There are real consequences for individual leaders and organisations taking the risk to effect change which is collaborative and delivers better services for patients. That cannot be right. There are still big financial consequences for trusts if they try to manage demand and provide more services in community and home settings. If that proves successful and drives less activity, or activity in cheaper settings, it still affects a trust’s bottom line and if their financial position deteriorates, that has consequences which can be hard to manage. Likewise, there are heavy sanctions for breaching the agency staff bill or overspending.

The national bodies want to see change driven locally but if that change knocks a key performance target off the beam as a consequence, in my experience, there’s not a lot of forgiveness.

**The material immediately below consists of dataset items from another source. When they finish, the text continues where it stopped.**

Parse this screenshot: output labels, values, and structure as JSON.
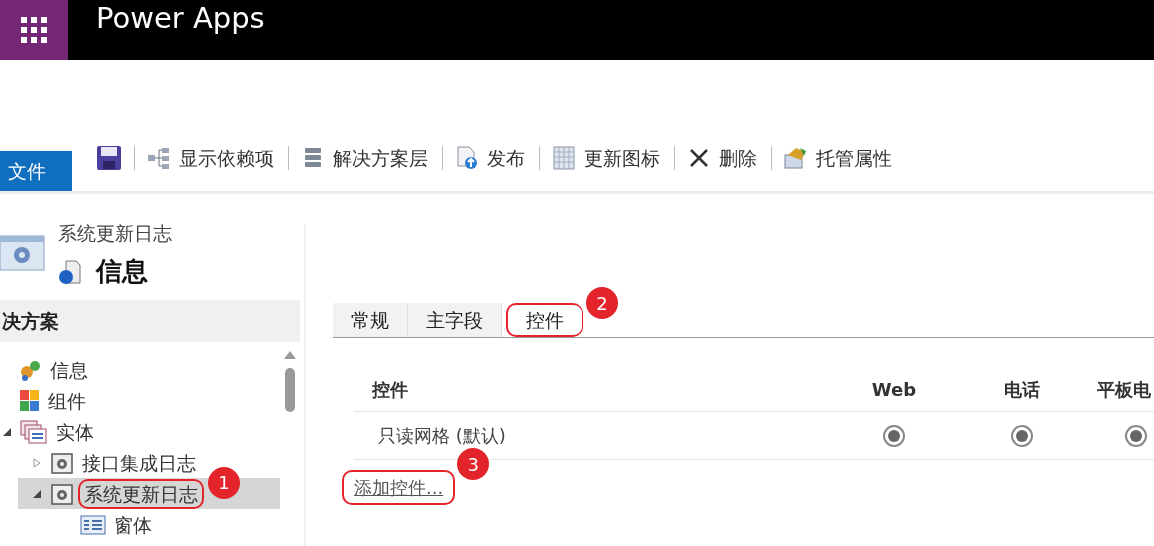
{
  "app_bar": {
    "title": "Power Apps"
  },
  "ribbon": {
    "file_tab": "文件",
    "items": [
      {
        "label": "显示依赖项"
      },
      {
        "label": "解决方案层"
      },
      {
        "label": "发布"
      },
      {
        "label": "更新图标"
      },
      {
        "label": "删除"
      },
      {
        "label": "托管属性"
      }
    ]
  },
  "entity_header": {
    "entity": "系统更新日志",
    "title": "信息"
  },
  "sidebar": {
    "heading": "决方案",
    "tree": [
      {
        "label": "信息",
        "kind": "info",
        "selected": false
      },
      {
        "label": "组件",
        "kind": "components",
        "selected": false
      },
      {
        "label": "实体",
        "kind": "entities",
        "expanded": true,
        "selected": false,
        "children": [
          {
            "label": "接口集成日志",
            "kind": "entity",
            "expanded": false,
            "selected": false
          },
          {
            "label": "系统更新日志",
            "kind": "entity",
            "expanded": true,
            "selected": true,
            "callout": "1",
            "children": [
              {
                "label": "窗体",
                "kind": "forms",
                "selected": false
              }
            ]
          }
        ]
      }
    ]
  },
  "tabs": [
    {
      "label": "常规",
      "selected": false
    },
    {
      "label": "主字段",
      "selected": false
    },
    {
      "label": "控件",
      "selected": true,
      "callout": "2"
    }
  ],
  "controls_table": {
    "columns": [
      "控件",
      "Web",
      "电话",
      "平板电"
    ],
    "rows": [
      {
        "name": "只读网格 (默认)",
        "cells": [
          {
            "selected": true
          },
          {
            "selected": true
          },
          {
            "selected": true
          }
        ]
      }
    ],
    "add_link": {
      "label": "添加控件...",
      "callout": "3"
    }
  }
}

We need to get a common understanding of 'doing the right thing'. The local system overall should benefit from initiatives to collaborate and integrate care, but the financial consequences may well sit in different places. For instance, CCGs could benefit but providers lose but overall if patients benefit, it is the right thing to do. Maybe it’s time to move from tariff based payments to something more intelligent, which will incentivise the right behaviours. We have to find the right currency or compensate each other when change drives financial loss.

We need to get a common understanding of 'doing the right thing'. The local system overall should benefit from initiatives to collaborate and integrate care, but the financial consequences may well sit in different places.

   


What does the future hold?

If STPs/ICSs prove successful, digital transformation will have played a big part. I’m a believer that technology can help us move at pace and transform how care is delivered – phone apps, sharing records, interoperable systems, telemedicine and telehealth at scale out in communities will all have a part to play.

There is so much we can do and should be doing. I foresee people being able to manage their long-term conditions much more easily using apps and having phone conversations with specialist nurses remotely to help manage their own conditions. Similarly, technology can make a big different to frontline clinicians’ ability to make a quick and accurate diagnosis.

In the future, I can see airline style check-in to hospitals. Patients will put in their own data, register themselves, make e-appointments and e-book with GPs. Delivering care to patients through technology should be quicker, safer and provide better access.

The digital capital fund will help but we should also give exemplar trusts a remit to roll things out across wider footprints, which will enable it to happen more quickly. This is one area where I would support greater direction and a mandate from the centre. You could push and use mandating and licensing regimes to speed things up and spread good practice quicker for the benefit of local people.